Paris
CNN
—
France’s finance minister is in the spotlight. But it’s not the country’s downgraded credit rating, nor the government’s hated retirement age hike that’s got people talking.
His work “Fugue Americaine” – which includes a scene with an unforgettable phrase about an anus – has brought mockery, even in France, where a politician writing erotica is nothing new.
The offending passage has thrown a harsh light back on the storied history of French politicians’ flirtations with literary careers.
Le Maire’s fourth book in five years, the release of “Fugue Americaine” saw the minister face questions about his moonlighting as a writer.

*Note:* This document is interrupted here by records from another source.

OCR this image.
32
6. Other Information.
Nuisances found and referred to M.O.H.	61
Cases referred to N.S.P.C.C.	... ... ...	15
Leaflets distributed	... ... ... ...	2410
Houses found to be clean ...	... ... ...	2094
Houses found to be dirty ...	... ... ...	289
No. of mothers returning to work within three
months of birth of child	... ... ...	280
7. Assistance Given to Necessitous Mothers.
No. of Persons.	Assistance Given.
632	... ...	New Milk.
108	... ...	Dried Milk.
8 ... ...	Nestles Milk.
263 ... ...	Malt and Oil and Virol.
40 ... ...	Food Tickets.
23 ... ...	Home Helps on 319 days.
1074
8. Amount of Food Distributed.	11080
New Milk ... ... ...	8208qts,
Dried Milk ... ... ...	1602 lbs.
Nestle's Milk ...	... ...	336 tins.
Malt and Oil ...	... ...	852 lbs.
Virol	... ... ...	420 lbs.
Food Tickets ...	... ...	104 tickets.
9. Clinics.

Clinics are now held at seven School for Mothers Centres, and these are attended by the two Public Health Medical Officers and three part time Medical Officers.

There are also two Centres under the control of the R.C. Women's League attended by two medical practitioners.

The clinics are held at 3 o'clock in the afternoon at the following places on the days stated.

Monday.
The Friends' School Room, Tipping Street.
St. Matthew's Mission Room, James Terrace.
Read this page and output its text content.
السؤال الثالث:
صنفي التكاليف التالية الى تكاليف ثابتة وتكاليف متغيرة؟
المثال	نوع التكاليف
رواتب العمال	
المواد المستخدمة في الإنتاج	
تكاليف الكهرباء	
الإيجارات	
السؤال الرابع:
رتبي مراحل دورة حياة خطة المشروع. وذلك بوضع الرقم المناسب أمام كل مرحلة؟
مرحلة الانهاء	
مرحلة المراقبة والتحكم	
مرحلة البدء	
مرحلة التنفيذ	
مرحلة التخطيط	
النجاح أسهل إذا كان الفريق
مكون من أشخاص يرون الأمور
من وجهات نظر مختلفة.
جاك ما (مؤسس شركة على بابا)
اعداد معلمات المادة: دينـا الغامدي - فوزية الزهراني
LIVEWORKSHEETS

“10 lines on 480 pages – you should read the book,” he said Wednesday to French broadcaster France Info, his exasperation evident at being questioned on the book’s most erotic scene a week after its publication.
“It is about music, my passion for music,” Le Maire insisted of the novel, whose central character is a piano virtuoso.
For France’s finance chief, politics and prose go hand in hand.
“If there were only politics – without the freedom that literary and romantic creation gives – politics would not be enough,” he said in an interview last week.
“A lot of civil servants, senior civil servants like to take on an intellectual dimension especially, I would say, a literary one,” Luc Rouban, the head of the Centre for National Scientific Research attached to Science Po, France’s political sciences university, told CNN.
“It’s a bit of provocation,” the researcher added, “that’s largely part of the culture of the grande bourgeoisie.”
Le Maire is no stranger to harsh critiques, or steamy lines. His first book – “Le Ministre”, a memoir of his early years in the foreign ministry – describes an intimate scene with his wife in a Venetian bath.
And after years of rumors, the finance minister finally admitted to his pseudonym ‘Duc William’, the name he used as a student to write a passionate erotic novel about a doctor and a married woman.
Le Maire has been stoic on his infamy. “Who cares?” he told France Info, when asked if he was worried about being mocked.
He’s far from the first to feel similar heat.
Marie Minelli, known in her day job as junior social affairs minister Marlène Schiappa, has written titles including “Dare to Have a Female Orgasm” and “Letter to my Uterus.”
She ruffled feathers recently by appearing fully clothed on the cover of Playboy magazine.
The crime novel of Macron’s former prime minister, Edouard Phillipe, also came with a few titillating passages, including one detailing the perfect bosom.
“A real chest is round, it’s comfortable, it’s welcoming and you have to be able to put your nose in the middle with jubilation,” he wrote.
The aristocratic President Giscard d’Estaing wrote a bestseller in office and infamously, later in life, the novel “La Princess et le President,” about a fling with the Princess of Wales, thought to represent Princess Diana.
It is common for French men of state to write, Rouban said. During his mandate, President Georges Pompidou edited a collection of poetry while the retired President Charles De Gaulle wrote his memoirs.
Times may have changed.
While the corner of erotica in Le Maire’s latest literary offering may have provoked sniggers, it’s not so much the content as the time commitment to his writing that has annoyed parts of the French public.
Some in France chastized the finance minister for devoting time to writing, especially as the country weathers economic headwinds.
Rising inflation has challenged the French economy since 2021, reaching a peak in early 2023 of 7.2%. That figure, while historically high for France, still remains low for parts of Europe today.
The French finance ministry confirmed to CNN that Le Maire had warned the French presidency of the book before its release.
And the finance minister seemed unabashed on Twitter.
“Literature allows me to escape my everyday life, to take a step back, to think differently,” he said in a statement. “It is a need that is worth waking up early for, worth going to bed late for, to spend one’s weekends and one’s holidays.”